STUDI KITAB TAFSIR ASH SHOBUNI



PENDAHULUAN
            Upaya untuk mengetahui isi al Qur’an terus dilakukan dari masa ke masa. Hal ini ditandai dengan adanya usaha penafsiran oleh ulama – ulama tafsir yang kemudian banyak melahirkan kitab – kitab tafsir dalam berbagai versi dan sudut pandang. Hal ini karena dalam menafsirkan al Qur’an, seorang mufasir dengan mufasir yang lain tidak berada dalam ruang waktu yang sama. Artinya setiap mufasir mempunyai latar belakang sosial, pengalaman hidup dan penguasaan ilmu yang berbeda sehingga akan menghasilkan penafsiran yang berbeda pula terhadap kitab yang sama, al Qur’an.
            Oleh karena itu, agar tidak terjadi kerancauan dan kesalahan dalam membaca kitab tafsir yang berbeda itu, perlu diadakan penelitian terhadap kitab tafsir yang ada. Dengan begitu, umat islam yang awam tidak saling menyalahkan pendapat satu dengan yang lain dalam memahami al Qur’an. Penelitian ini juga ditujukan untuk memberi penjelasan terhadap masyarakat luas dimana letak perbedaan pendapat para ulama dan apa latar belakangnya.
PEMBAHASAN
a. Biografi Muhammad Ali ash Shobuni
            Beliau adalah Muhammad Ali Ash Shobuni. Lahir dikota Aleppo, Suriah, pada tanggal 1 Juli 1930. Syekh Ali Ash Shobuni bersama syekh Yusuf Qardhawi pernah ditetapkan sebagai tokoh muslim dunia 2007 oleh DIQA.

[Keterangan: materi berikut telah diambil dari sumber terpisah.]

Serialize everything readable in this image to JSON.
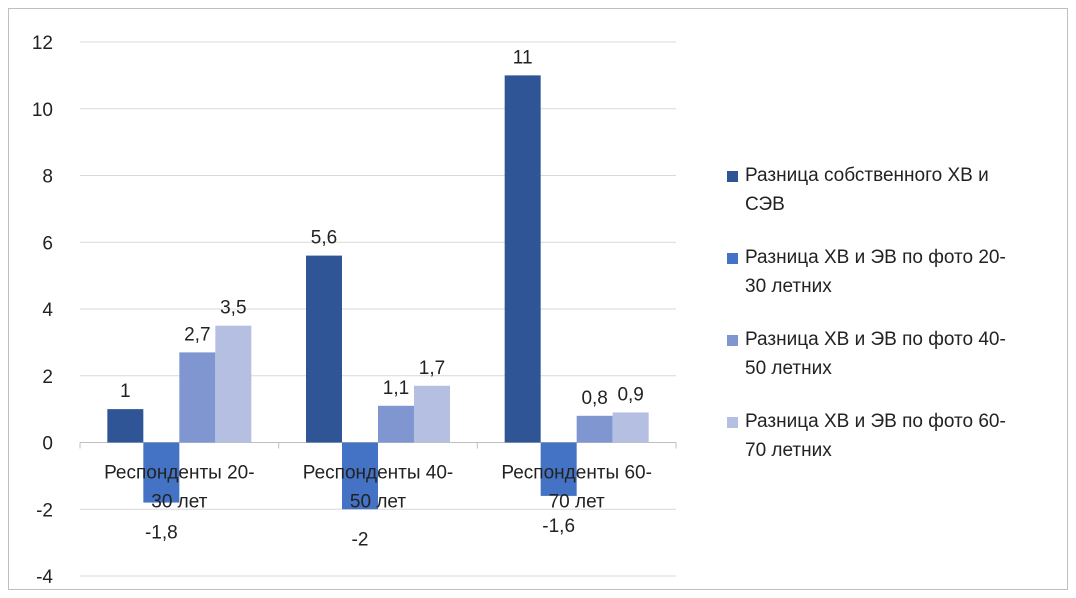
{
  "chart_data": {
    "type": "bar",
    "categories": [
      [
        "Респонденты 20-",
        "30 лет"
      ],
      [
        "Респонденты 40-",
        "50 лет"
      ],
      [
        "Респонденты 60-",
        "70 лет"
      ]
    ],
    "series": [
      {
        "name": "Разница собственного ХВ и СЭВ",
        "values": [
          1,
          5.6,
          11
        ],
        "labels": [
          "1",
          "5,6",
          "11"
        ],
        "color": "#2f5597"
      },
      {
        "name": "Разница ХВ и ЭВ по фото 20-30 летних",
        "values": [
          -1.8,
          -2,
          -1.6
        ],
        "labels": [
          "-1,8",
          "-2",
          "-1,6"
        ],
        "color": "#4472c4"
      },
      {
        "name": "Разница ХВ и ЭВ по фото 40-50 летних",
        "values": [
          2.7,
          1.1,
          0.8
        ],
        "labels": [
          "2,7",
          "1,1",
          "0,8"
        ],
        "color": "#7f96d0"
      },
      {
        "name": "Разница ХВ и ЭВ по фото 60-70 летних",
        "values": [
          3.5,
          1.7,
          0.9
        ],
        "labels": [
          "3,5",
          "1,7",
          "0,9"
        ],
        "color": "#b4bfe2"
      }
    ],
    "yticks": [
      12,
      10,
      8,
      6,
      4,
      2,
      0,
      -2,
      -4
    ],
    "ylim": [
      -4,
      12
    ],
    "grid": true,
    "legend_position": "right",
    "title": "",
    "xlabel": "",
    "ylabel": ""
  },
  "legend": {
    "items": [
      [
        "Разница собственного ХВ и",
        "СЭВ"
      ],
      [
        "Разница ХВ и ЭВ по фото 20-",
        "30 летних"
      ],
      [
        "Разница ХВ и ЭВ по фото 40-",
        "50 летних"
      ],
      [
        "Разница ХВ и ЭВ по фото 60-",
        "70 летних"
      ]
    ]
  }
}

            Nama besar syeikh Ali Ash Shobuni begitu mendunia. Beliau merupakan seorang ulama dan ahli tafsir yang terkenal dengan keluasan dan kedalaman ilmu serta sifat wara’-nya. Nama lengkap beliau adalah Muhammad Ali ibn Ali ibn Jamil ash Shabuni. Syekh ash Shobuni dibesarkan oleh keluarga terpelajar. Ayahnya, syekh Jamil, merupakan salah seorang ulama senior di Aleppo. Sejak usia anak – anak, ia sudah memperlihatkan bakat dan kecerdasan dalam menyerap berbagai ilmu agama. Diusianya yang masih belia, ash Shobuni sudah hafal al Qur’an. Tak heran bila kemampuannya ini membuat banyak ulama ditempatnya belajar sangat menyukai kepribadian syeikh Ali ash Shabuni.

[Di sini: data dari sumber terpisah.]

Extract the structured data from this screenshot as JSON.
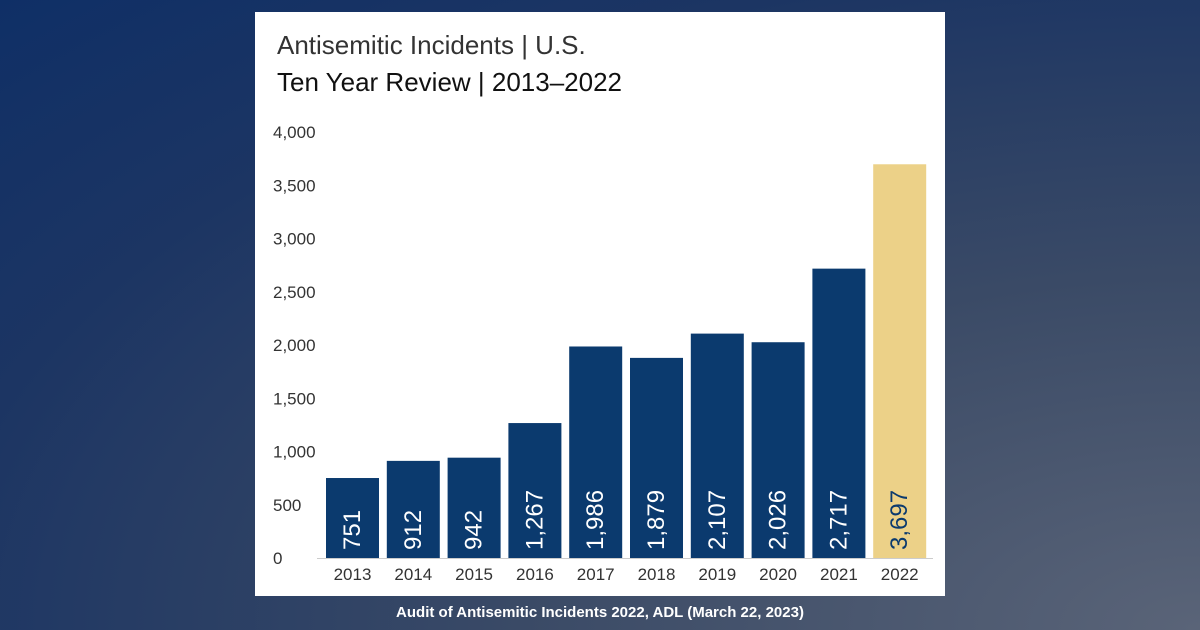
{
  "caption": "Audit of Antisemitic Incidents 2022, ADL (March 22, 2023)",
  "chart_data": {
    "type": "bar",
    "title": "Antisemitic Incidents | U.S.",
    "subtitle": "Ten Year Review | 2013–2022",
    "xlabel": "",
    "ylabel": "",
    "ylim": [
      0,
      4000
    ],
    "yticks": [
      0,
      500,
      1000,
      1500,
      2000,
      2500,
      3000,
      3500,
      4000
    ],
    "ytick_labels": [
      "0",
      "500",
      "1,000",
      "1,500",
      "2,000",
      "2,500",
      "3,000",
      "3,500",
      "4,000"
    ],
    "categories": [
      "2013",
      "2014",
      "2015",
      "2016",
      "2017",
      "2018",
      "2019",
      "2020",
      "2021",
      "2022"
    ],
    "values": [
      751,
      912,
      942,
      1267,
      1986,
      1879,
      2107,
      2026,
      2717,
      3697
    ],
    "value_labels": [
      "751",
      "912",
      "942",
      "1,267",
      "1,986",
      "1,879",
      "2,107",
      "2,026",
      "2,717",
      "3,697"
    ],
    "colors": {
      "bar": "#0b3a6e",
      "highlight": "#ecd188",
      "label_on_bar": "#ffffff",
      "label_on_highlight": "#0b3a6e",
      "tick_text": "#333333",
      "axis": "#cccccc"
    },
    "highlight_index": 9,
    "grid": false,
    "legend": "none"
  }
}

            Salah satu guru beliau adalah sang ayah, Jamil ash Shabuni. Ia memperoleh pendidikan dasar dan formal mengenai bahasa Arab, ilmu waris, dan ilmu – ilmu agama dibawah bimbingan langsung sang ayah. Ia juga berguru kepada ulama terkemuka di Aleppo, seperti syeikh Muhammad Najib Sirajuddin, syeikh Ahmad ash Shama, syeikh Muhammad Said al Idlibi, syeikh Muhammad Raghib al Tabbakh, dan syeikh Muhammad Najib Khayatah.

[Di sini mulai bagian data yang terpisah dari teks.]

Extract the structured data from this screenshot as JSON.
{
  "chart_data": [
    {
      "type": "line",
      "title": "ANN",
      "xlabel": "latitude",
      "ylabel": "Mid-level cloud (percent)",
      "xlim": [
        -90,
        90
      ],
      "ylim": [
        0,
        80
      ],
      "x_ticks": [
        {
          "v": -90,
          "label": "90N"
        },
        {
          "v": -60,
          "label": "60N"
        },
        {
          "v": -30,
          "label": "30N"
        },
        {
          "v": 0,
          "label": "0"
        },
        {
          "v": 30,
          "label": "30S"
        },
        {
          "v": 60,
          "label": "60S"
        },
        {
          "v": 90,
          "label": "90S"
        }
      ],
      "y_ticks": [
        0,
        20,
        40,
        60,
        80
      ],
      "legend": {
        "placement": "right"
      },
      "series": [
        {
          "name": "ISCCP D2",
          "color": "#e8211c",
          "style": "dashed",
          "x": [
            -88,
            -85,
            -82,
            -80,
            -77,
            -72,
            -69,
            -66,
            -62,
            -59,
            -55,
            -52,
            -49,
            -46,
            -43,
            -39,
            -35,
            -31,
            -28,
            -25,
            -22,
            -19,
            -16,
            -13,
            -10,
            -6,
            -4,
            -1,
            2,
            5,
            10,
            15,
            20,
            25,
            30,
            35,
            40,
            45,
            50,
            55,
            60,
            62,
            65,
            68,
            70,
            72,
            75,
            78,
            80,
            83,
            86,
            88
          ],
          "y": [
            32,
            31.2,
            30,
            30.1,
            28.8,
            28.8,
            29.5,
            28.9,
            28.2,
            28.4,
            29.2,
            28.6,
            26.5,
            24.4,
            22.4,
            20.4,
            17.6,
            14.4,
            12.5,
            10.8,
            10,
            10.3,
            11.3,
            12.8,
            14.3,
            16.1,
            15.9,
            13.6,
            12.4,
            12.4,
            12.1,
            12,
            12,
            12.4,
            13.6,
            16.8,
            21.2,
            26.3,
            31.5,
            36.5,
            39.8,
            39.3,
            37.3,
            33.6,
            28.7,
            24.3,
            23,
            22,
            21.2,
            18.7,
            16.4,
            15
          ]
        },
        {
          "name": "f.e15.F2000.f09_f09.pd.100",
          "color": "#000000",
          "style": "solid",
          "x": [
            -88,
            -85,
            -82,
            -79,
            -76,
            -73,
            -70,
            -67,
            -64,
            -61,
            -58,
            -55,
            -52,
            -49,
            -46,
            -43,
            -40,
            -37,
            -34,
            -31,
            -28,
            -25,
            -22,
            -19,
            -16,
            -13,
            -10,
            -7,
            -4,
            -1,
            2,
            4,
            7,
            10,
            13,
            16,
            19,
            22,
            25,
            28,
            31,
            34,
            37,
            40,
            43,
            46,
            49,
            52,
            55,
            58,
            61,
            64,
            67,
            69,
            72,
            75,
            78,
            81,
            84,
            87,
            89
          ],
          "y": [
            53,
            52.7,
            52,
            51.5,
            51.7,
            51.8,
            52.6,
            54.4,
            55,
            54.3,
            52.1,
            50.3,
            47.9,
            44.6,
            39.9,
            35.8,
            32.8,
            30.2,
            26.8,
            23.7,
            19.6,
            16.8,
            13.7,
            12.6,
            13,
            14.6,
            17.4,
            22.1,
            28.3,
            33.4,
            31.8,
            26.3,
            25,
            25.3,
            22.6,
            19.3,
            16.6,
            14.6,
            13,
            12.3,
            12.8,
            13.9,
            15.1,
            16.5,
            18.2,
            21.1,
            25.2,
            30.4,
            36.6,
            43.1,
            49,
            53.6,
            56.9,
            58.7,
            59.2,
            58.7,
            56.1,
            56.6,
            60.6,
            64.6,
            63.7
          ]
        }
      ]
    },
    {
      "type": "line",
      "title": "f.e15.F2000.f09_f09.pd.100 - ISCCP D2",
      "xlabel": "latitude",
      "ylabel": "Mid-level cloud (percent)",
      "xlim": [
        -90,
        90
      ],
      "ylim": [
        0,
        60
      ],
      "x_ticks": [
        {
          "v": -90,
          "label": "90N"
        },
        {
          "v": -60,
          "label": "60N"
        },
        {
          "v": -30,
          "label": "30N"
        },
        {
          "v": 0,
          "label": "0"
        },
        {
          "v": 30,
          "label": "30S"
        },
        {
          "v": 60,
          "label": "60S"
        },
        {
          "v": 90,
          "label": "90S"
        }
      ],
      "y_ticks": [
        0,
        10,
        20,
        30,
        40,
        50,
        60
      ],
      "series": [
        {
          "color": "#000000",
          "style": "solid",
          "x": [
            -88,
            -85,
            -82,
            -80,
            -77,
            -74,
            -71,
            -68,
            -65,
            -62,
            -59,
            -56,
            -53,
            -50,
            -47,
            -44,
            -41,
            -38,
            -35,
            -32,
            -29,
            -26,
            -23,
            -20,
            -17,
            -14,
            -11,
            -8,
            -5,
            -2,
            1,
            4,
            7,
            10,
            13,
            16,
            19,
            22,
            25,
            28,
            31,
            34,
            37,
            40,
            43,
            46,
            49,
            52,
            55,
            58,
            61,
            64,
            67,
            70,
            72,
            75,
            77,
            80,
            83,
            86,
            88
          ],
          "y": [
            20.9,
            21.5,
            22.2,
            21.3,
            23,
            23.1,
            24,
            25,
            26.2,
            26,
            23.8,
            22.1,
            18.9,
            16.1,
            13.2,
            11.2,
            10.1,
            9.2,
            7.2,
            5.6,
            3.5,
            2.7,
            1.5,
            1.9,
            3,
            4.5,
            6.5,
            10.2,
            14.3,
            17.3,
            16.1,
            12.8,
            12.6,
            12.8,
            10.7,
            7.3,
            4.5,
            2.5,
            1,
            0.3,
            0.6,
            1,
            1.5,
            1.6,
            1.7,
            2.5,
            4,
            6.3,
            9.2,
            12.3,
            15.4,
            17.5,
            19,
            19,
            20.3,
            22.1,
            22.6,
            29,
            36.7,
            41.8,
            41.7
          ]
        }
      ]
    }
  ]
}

            Untuk menambah pengetahuannya, syeikh ash Shabuni juga kerap mengikuti kajian – kajian para ulama lainnya yang biasa diselenggarakan di berbagai masjid. Setelah menamatkan pendidikan dasar, syeikh ash Shabuni melanjutkan pendidikan formalnya disekolah milik pemerintah, madrasah al Tijariyyah. Kemudian ia meneruskan pendidikan di sekolah khusus Syari’ah, Khaswariyya, yang berada di Aleppo.[1] Disana ia tidak hanya mempelajari ilmu – ilmu islam, tetapi juga mata pelajaran umum. Ia berhasil menyelesaikan pendidikannya dan lulus tahun 1949. Atas beasiswa dari departemen wakaf Suriah, ia melanjutkan pendidikannya di Universitas al Azhar Kairo, Mesir, hingga selesai strata satu di fakultas Syari’ah pada tahun 1952. Dua tahun berikutnya, di universitas yang sama ia memperoleh gelar megister pada konsentrasi peradilan Syari’ah.
            Selepas dari Mesir, ash Shabuni kembali ke kota kelahirannya, beliau mengajar dibeberapa sekolah menengah atas yang ada di Aleppo. Pekerjaan sebagai guru sekolah menengah atas ini ia lakoni selama delapan tahun, dari tahun 1955 sampai 1962. Setelah itu ia mendapatkan tawaran untuk mengajar di fakultas Syari’ah di universitas Umm al Qura’ dan fakultas pendidikan islam di universitas King Abdul Aziz. Kedua universitas ini berada dikota Mekkah. Ia menghabiskan waktu dengan kesibukannya mengajar di dua perguruan tinggi ini selama 28 tahun. Karena prestasi akademik dan kemampuannya dalam menulis, saat menjadi dosen di universitas Umm al Qura’, syeikh ash Shabuni pernah menyandang jabatan ketua fakultas Syari’ah. Ia juga dipercaya untuk mengepalai pusat kajian akademik dan pelestarian warisan islam.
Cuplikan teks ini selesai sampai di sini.